Top Ten "Reasons I Don't Like This Component"


Many of us have had the short term experience of demoing or acquiring a piece of gear that, when we installed it in our systems, we soon realized that it wasn’t going to work.

An example I recently cited was after home demoing a CJ 17LS preamp years ago. I couldn’t stand the banging sound of the volume relays while adjusting. The unit sounded fine enough musically but this particular feature was intolerable.

What other features or quirks of components have you had similar experiences with over the short term? I’m not talking about chronic upgraditis, which most of us are afllicted with, just short term experiences that make us say, "this does not work for me."
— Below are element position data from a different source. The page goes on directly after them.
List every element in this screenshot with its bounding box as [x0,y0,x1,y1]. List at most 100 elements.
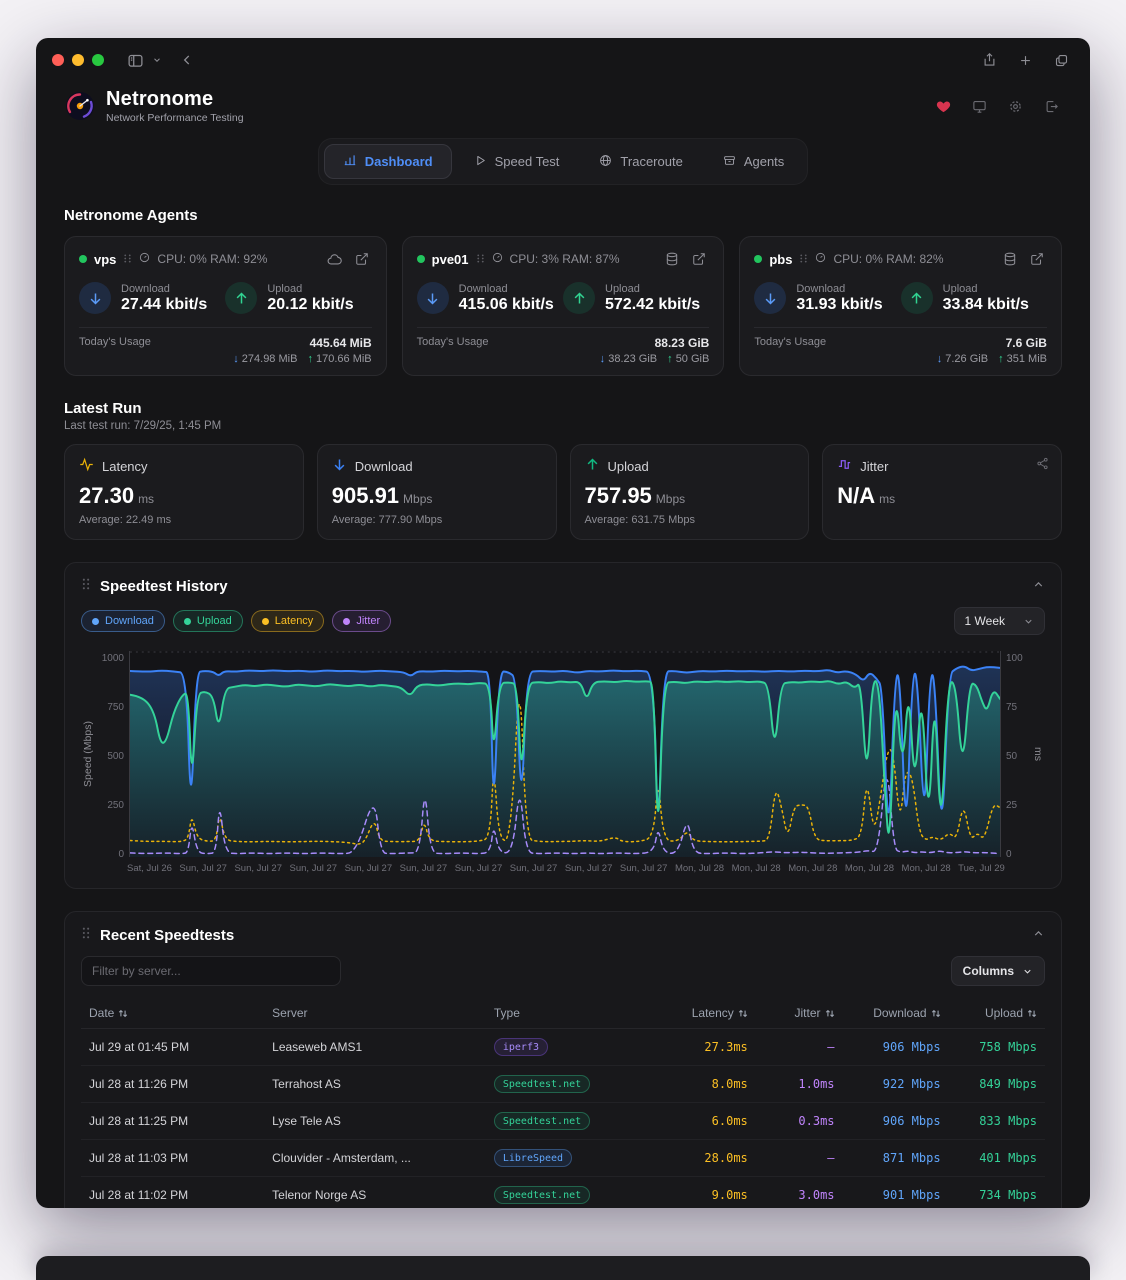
sidebar-toggle-icon[interactable] [122,47,148,73]
agent-card-vps: vps CPU: 0% RAM: 92% Download 27.44 kbit/… [64,236,387,376]
speedtests-table: Date Server Type Latency Jitter Download… [81,998,1045,1208]
metric-card-upload: Upload 757.95 Mbps Average: 631.75 Mbps [569,444,810,540]
x-axis-tick-label: Sun, Jul 27 [619,863,668,874]
back-button[interactable] [174,47,200,73]
server-filter-input[interactable] [81,956,341,986]
collapse-chevron-icon[interactable] [1032,927,1045,943]
up-arrow-icon: ↑ [667,353,673,365]
sort-header-latency[interactable]: Latency [692,1006,748,1020]
x-axis-tick-label: Sun, Jul 27 [454,863,503,874]
download-arrow-icon [79,282,111,314]
chart-plot-area[interactable] [129,651,1001,857]
drag-handle-icon[interactable] [81,926,91,944]
sort-header-date[interactable]: Date [89,1006,128,1020]
latest-run-title: Latest Run [64,400,142,417]
share-icon[interactable] [976,47,1002,73]
columns-dropdown-button[interactable]: Columns [950,956,1045,986]
minimize-window-button[interactable] [72,54,84,66]
agent-name: pve01 [431,251,469,267]
usage-total: 88.23 GiB [654,336,710,350]
database-icon[interactable] [662,249,682,269]
history-chart: Speed (Mbps) 1000 750 500 250 0 100 75 5… [81,651,1045,860]
x-axis-tick-label: Mon, Jul 28 [901,863,951,874]
down-arrow-icon: ↓ [233,353,239,365]
download-arrow-icon [332,457,347,475]
bar-chart-icon [343,153,357,170]
x-axis-tick-label: Mon, Jul 28 [674,863,725,874]
sort-icon [119,1009,128,1017]
table-row[interactable]: Jul 29 at 01:45 PM Leaseweb AMS1 iperf3 … [81,1028,1045,1066]
sort-header-jitter[interactable]: Jitter [795,1006,835,1020]
up-arrow-icon: ↑ [307,353,313,365]
drag-handle-icon[interactable] [476,252,485,266]
x-axis-tick-label: Sun, Jul 27 [509,863,558,874]
chevron-down-icon [1025,619,1032,624]
x-axis-tick-label: Sun, Jul 27 [179,863,227,874]
legend-jitter[interactable]: Jitter [332,610,392,632]
legend-upload[interactable]: Upload [172,610,243,632]
table-row[interactable]: Jul 28 at 11:25 PM Lyse Tele AS Speedtes… [81,1102,1045,1140]
external-link-icon[interactable] [1027,249,1047,269]
external-link-icon[interactable] [689,249,709,269]
tab-agents[interactable]: Agents [705,144,802,179]
table-row[interactable]: Jul 28 at 11:03 PM Clouvider - Amsterdam… [81,1139,1045,1177]
agent-status-dot [416,255,425,263]
sort-icon [931,1009,940,1017]
play-icon [474,154,487,170]
x-axis-tick-label: Sun, Jul 27 [564,863,613,874]
down-arrow-icon: ↓ [936,353,943,365]
upload-arrow-icon [900,282,933,314]
activity-pulse-icon [79,457,94,475]
tab-overview-chevron-icon[interactable] [148,47,166,73]
header-type[interactable]: Type [494,1006,520,1020]
traffic-lights [52,54,104,66]
type-badge: Speedtest.net [493,1075,591,1093]
database-icon[interactable] [1000,249,1020,269]
sort-header-download[interactable]: Download [873,1006,940,1020]
display-theme-icon[interactable] [968,95,990,117]
collapse-chevron-icon[interactable] [1032,578,1045,594]
sort-header-upload[interactable]: Upload [985,1006,1037,1020]
cloud-icon[interactable] [325,249,345,269]
app-header: Netronome Network Performance Testing [64,88,1062,124]
usage-total: 445.64 MiB [309,336,372,350]
favorite-heart-icon[interactable] [932,95,954,117]
y-axis-right-title: ms [1032,747,1044,761]
tabs-overview-icon[interactable] [1048,47,1074,73]
last-test-run-subtitle: Last test run: 7/29/25, 1:45 PM [64,420,222,432]
table-row[interactable]: Jul 28 at 11:26 PM Terrahost AS Speedtes… [81,1065,1045,1103]
x-axis-tick-label: Sun, Jul 27 [289,863,338,874]
table-row[interactable]: Jul 28 at 11:02 PM Telenor Norge AS Spee… [81,1176,1045,1208]
tab-speed-test[interactable]: Speed Test [456,144,578,179]
upload-arrow-icon [585,457,600,475]
agent-upload-speed: 572.42 kbit/s [605,295,701,313]
drag-handle-icon[interactable] [799,252,808,266]
y-axis-left-ticks: 1000 750 500 250 0 [101,653,124,860]
type-badge: LibreSpeed [493,1149,573,1167]
drag-handle-icon[interactable] [123,252,132,266]
tab-traceroute[interactable]: Traceroute [581,144,700,179]
sort-icon [1027,1009,1037,1017]
app-tagline: Network Performance Testing [106,112,244,124]
download-arrow-icon [416,282,449,314]
legend-latency[interactable]: Latency [250,610,325,632]
new-tab-icon[interactable] [1012,47,1038,73]
header-server[interactable]: Server [272,1006,307,1020]
latest-run-section: Latest Run Last test run: 7/29/25, 1:45 … [64,400,1062,540]
legend-download[interactable]: Download [81,610,165,632]
type-badge: iperf3 [493,1038,548,1056]
agent-name: pbs [769,251,793,267]
window-chrome [36,38,1090,82]
logout-icon[interactable] [1040,95,1062,117]
time-range-select[interactable]: 1 Week [953,607,1045,635]
tab-dashboard[interactable]: Dashboard [323,144,452,179]
agent-stats: CPU: 0% RAM: 92% [157,252,268,266]
agent-upload-speed: 33.84 kbit/s [942,295,1029,313]
drag-handle-icon[interactable] [81,577,91,595]
zoom-window-button[interactable] [92,54,104,66]
share-nodes-icon[interactable] [1036,457,1049,473]
external-link-icon[interactable] [352,249,372,269]
metric-card-jitter: Jitter N/A ms [822,444,1062,540]
settings-gear-icon[interactable] [1004,95,1026,117]
close-window-button[interactable] [52,54,64,66]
No need to list ten reasons, just one or two. I'll keep a tab on them and summarize later.
stevecham
In loudspeakers, it is those which provide a "looking down on the soundstage" perspective, and/or which put a vocalists mouth at waist height. I like to look up at the stage, and I want a vocalists mouth at least 5' off the floor. Point source loudspeakers often produce the former, line sources the latter. 
I don't particularly like the way my amplifier and CD remotes rattle if you shake them. The buttons are steel bearings and the casings are also steel. Only four bearings on the amp unit (power, vol up, vol down, mute) but there's 24 bearings on the CD unit and it can make some noise if you shake it. 

viridian,

"...a quirk that dates back to their professional heritage."

I found a picture of Naim (Supernait, or something like that) on the Internet and it really looks that speaker cables would cross. However, I am curious why is that linked to the professional heritage. Is there any benefit to it?


Post removed 

viridian,

Thanks, it makes sense now. I completely forgot that it might have been "power amps professional heritage" and not the button-infested faceplate integrateds.